I love when February comes around and we have Black History Month. It’s a time when we black folk can share our heritage and celebrate our blackness.
For a different perspective, I was excited to read about the experiences of Jim Trebbien, a white male, who wrote a book titled “It’s a White Life.” Not only is it a thought-provoking book, but it is also very enlightening to people of different races.
Trebbien is 70 years old and a retired college dean of the culinary arts program at Metropolitan Community College.
In his mid-60s, he mentored a young African-American college student, Cameron Johnson. Trebbien learned so much about white privilege as he mentored Johnson.
Their first scheduled meeting did not go well — Johnson did not show up. Trebbien was skittish, thinking he was not going to be a reliable mentee. Kathy Trotter, coordinator of Single Parent Homemaker Services at Metro, who had paired them, attempted to reach Johnson that day to no avail. Eventually, Trebbien and Johnson did get together.

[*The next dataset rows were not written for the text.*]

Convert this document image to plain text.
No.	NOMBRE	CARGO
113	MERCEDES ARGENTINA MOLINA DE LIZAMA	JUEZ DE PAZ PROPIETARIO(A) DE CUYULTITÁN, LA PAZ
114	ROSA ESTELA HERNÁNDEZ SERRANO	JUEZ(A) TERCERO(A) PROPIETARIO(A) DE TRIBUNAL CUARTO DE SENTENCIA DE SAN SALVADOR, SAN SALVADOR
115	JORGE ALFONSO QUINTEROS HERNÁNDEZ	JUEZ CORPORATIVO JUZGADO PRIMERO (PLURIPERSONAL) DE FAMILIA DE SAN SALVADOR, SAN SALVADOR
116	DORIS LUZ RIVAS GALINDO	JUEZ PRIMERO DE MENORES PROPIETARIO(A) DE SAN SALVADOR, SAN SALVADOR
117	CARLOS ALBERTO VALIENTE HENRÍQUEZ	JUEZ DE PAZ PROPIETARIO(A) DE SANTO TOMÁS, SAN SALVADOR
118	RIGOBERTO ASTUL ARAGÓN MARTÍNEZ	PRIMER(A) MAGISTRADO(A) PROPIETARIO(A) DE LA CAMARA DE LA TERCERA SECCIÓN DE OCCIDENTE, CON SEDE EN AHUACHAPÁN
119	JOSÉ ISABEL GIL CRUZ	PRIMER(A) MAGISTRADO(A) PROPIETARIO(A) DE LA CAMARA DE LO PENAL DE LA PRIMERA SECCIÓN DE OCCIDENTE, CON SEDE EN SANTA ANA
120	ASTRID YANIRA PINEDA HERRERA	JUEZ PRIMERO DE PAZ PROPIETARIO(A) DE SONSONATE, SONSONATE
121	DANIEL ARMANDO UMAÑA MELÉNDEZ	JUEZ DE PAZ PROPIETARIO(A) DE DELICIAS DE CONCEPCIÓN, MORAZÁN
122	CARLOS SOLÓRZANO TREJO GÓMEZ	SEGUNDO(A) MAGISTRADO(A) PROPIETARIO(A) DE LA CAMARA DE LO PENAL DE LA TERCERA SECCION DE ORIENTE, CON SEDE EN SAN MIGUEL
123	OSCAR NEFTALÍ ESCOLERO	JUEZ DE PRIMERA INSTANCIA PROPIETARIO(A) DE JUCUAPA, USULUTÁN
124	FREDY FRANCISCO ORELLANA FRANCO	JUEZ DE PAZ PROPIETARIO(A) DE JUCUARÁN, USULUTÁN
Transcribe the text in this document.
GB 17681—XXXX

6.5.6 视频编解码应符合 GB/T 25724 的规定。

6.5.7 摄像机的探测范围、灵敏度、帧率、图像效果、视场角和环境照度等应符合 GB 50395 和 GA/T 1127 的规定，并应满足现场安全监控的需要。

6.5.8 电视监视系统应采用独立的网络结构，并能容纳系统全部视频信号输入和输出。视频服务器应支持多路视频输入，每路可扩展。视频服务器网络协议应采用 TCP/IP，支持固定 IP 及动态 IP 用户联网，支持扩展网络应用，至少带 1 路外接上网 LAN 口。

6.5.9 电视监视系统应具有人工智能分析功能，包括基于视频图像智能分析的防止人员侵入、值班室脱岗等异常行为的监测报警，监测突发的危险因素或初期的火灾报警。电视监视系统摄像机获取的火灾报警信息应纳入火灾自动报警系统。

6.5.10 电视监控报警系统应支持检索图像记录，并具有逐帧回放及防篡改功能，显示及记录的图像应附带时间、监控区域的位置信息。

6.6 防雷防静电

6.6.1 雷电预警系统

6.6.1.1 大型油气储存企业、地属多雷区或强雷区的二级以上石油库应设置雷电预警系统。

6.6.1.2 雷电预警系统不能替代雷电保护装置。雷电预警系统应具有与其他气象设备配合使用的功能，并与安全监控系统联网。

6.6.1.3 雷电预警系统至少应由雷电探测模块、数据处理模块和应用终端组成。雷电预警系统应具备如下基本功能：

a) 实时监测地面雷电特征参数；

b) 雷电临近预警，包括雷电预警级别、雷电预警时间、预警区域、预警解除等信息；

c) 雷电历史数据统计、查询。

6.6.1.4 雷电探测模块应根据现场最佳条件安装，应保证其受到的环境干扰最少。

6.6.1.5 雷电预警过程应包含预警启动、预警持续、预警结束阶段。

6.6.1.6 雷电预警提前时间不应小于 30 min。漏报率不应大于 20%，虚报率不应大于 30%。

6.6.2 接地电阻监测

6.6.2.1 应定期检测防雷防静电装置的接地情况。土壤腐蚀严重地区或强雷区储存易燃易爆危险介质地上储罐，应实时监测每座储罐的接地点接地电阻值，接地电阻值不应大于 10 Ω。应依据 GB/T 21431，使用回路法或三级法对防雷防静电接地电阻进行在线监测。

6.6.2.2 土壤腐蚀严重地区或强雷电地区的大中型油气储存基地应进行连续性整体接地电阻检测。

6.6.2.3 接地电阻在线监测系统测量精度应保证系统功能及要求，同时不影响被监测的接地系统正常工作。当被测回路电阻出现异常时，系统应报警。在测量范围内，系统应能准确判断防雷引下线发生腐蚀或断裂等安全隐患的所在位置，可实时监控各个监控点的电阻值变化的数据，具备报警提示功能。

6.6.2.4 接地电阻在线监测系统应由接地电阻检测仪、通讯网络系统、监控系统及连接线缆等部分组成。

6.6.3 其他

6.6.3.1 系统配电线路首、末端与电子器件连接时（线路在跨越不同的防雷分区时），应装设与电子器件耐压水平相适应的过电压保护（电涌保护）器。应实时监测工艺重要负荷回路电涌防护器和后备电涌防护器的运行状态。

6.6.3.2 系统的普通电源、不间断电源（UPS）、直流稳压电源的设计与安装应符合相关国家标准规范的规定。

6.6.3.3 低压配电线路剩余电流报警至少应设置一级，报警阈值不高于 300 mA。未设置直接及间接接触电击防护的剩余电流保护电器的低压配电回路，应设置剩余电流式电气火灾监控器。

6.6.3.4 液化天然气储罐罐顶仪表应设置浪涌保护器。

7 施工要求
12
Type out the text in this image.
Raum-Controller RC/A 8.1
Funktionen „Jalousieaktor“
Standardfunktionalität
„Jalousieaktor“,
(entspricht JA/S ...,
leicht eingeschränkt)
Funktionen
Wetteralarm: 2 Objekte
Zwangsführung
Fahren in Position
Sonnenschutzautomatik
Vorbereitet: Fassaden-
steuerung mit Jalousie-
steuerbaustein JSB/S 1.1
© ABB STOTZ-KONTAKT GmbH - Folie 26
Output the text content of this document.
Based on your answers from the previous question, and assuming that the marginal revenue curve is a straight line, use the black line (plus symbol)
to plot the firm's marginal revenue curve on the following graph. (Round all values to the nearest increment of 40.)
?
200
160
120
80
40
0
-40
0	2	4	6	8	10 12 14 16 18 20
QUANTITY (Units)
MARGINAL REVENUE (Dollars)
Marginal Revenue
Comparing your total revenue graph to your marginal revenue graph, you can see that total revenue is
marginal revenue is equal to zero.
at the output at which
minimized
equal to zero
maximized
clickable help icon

Trebbien’s life began as an Iowa farm boy and Johnson was reared in the inner-city in Omaha. They had similar life experiences: getting into trouble with the law, being accused of unlawful deeds that they did not commit and finding love in second marriages after unfortunate first ones.
Trebbien said, “I was walking alongside Johnson on his way to his next class on that cold winter day we first met. We were talking about each of our life’s experiences. Suddenly, as Johnson talked, it struck me that he had been penalized so much more than myself for offenses that weren’t nearly as bad as what I had done at the same age. Why? I thought. The only conclusion I could come to was he is black, and I am white.”
Johnson had thoughts of his own, as a young black man. “I had come to believe that this was just how things were. Things that were normal to me were abnormal to Trebbien. I accepted it as it was because I had not known anything else from my childhood to my adulthood. After certain experiences, including a negative experience I had when my mentor and I were stopped by a police officer, these experiences solidified to me how much easier it is to be white.”
Trebbien said, “I now have the opinion that perhaps a form of the mindset that brought about slavery, along with the lack of understanding about what is meant by the words, ‘white privilege,’ have left generations without a proper understanding of the issues. Understanding this would be a start toward giving everyone equal opportunities.”
The two were destined for each other: Johnson had been a beloved student of Trotter’s at Omaha’s Jesuit Middle School (now Jesuit Academy), where she was principal. So when Ms. Trotter said to Johnson, “Baby, I have a mentor for you, and we’re going to get together for you to meet him.” He knew that even though he was apprehensive, there was no way he was going to defy Ms. Trotter.
Trotter said, “Jim is a very positive, helpful, honest and professional person. He always has that wonderful smile on his face and encourages me with my endeavors in the community. I knew he and Cameron would be a perfect match. And, they were!”
The book tells of the many experiences that they both had as men of different races. They are the best of friends now and have both surrounded their lives with loving families and people who are right for them. They both have a foundation built on Christian faith, and they celebrate their differences — but they celebrate more their similarities.